The initial burden of proving willful misconduct rests with the employer. Orloski v. Unemployment *539Compensation Board of Review, 52 Pa. Commonwealth Ct. 254, 415 A.2d 720 (1980). We have recognized, however, that an employer can establish a prima facie case of willful misconduct by showing that its employee refused a reasonable work assignment, Jackim v. Unemployment Compensation Board of Review, 63 Pa. Commonwealth Ct. 5, 437 A.2d 775 (1981), and that the burden then shifts to the employee to show that he or she had good cause for refusing the work assignment. Mitsch v. Unemployment Compensation Board of Review, 53 Pa. Commonwealth Ct. 547, 417 A.2d 1347 (1980); Laws v. Unemployment Compensation Board of Review, 50 Pa. Commonwealth Ct. 424, 412 A.2d 1381 (1980). Where, as here, the employee has failed to meet his or her burden of establishing good cause, our scope of review of the Board’s factual determinations on this issue is limited to determining whether the Board’s findings of fact can be sustained without a capricious disregard of competent evidence. Jackim.
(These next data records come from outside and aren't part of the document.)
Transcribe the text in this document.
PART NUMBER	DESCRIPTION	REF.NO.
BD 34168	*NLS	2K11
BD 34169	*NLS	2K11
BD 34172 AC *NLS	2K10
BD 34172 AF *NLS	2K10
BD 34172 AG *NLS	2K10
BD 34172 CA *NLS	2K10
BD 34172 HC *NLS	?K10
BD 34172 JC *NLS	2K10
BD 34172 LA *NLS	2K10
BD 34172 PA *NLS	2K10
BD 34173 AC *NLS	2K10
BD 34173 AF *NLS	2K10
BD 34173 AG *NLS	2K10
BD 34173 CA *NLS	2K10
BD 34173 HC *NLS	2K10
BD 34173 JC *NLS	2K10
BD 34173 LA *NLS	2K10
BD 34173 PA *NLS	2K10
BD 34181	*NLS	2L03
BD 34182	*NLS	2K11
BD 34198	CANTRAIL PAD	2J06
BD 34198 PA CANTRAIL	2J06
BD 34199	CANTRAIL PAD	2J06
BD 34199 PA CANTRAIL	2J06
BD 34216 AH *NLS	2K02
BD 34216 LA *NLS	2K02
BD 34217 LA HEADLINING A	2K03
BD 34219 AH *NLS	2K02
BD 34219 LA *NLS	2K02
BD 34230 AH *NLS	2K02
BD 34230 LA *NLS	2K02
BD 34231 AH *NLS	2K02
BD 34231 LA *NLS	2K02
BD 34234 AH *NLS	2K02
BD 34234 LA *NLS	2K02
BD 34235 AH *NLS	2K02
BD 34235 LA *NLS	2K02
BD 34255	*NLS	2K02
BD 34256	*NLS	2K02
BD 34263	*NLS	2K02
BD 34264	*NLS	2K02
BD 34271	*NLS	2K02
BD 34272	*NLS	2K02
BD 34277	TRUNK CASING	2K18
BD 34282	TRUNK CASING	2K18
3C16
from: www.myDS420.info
Before this Court, Claimant initially alleges that there is not substantial evidence of record to support the Board’s finding that she refused her employer’s work assignment. While there is some evidence of record that could be construed to indicate that Claimant merely complained about the job assignment, rather than refused it, ample evidence to the contrary was also produced, and the Board, in the exercise of its fact-finding function, simply found this latter evidence to be more credible. The resolution of such conflicts in the evidence, of course, will not be disturbed on appeal. Roach v. Unemployment Compensation Board of Review, 31 Pa. Commonwealth Ct. 424, 376 A.2d 314 (1977).
Claimant alleges next that the Board capriciously disregarded evidence “as to the possibility that racial *540issues may have been present. ’ ’ Suffice it to say that the record is entirely devoid of any evidence indicating that Claimant was treated any differently than the other employees, other than Claimant’s own self-serving claim that she felt she was being given assignments which no one else wanted to do because of her race. In light of this total lack of evidence, we cannot say that the Board capriciously disregarded evidence of illegal discrimination.
Finally, Claimant argues that the referee erred as a matter of law by refusing Claimant’s prehearing request to subpoena five individuals to testify as to a'pattern of racial bias at the Center. Since Claimant failed to raise this issue below, however, it may not be considered here. Section 703 of the Administrative Agency Law, 2 Pa. C. S. §703; see also Merritt v. Unemployment Compensation Board of Review, 52 Pa. Commonwealth Ct. 338, 415 A.2d 987 (1980).
We shall accordingly affirm.
Order
Now, January 13, 1984, the order of the Unemployment Compensation Board of Review at Decision No. B-209214, dated August 24,1982, is affirmed.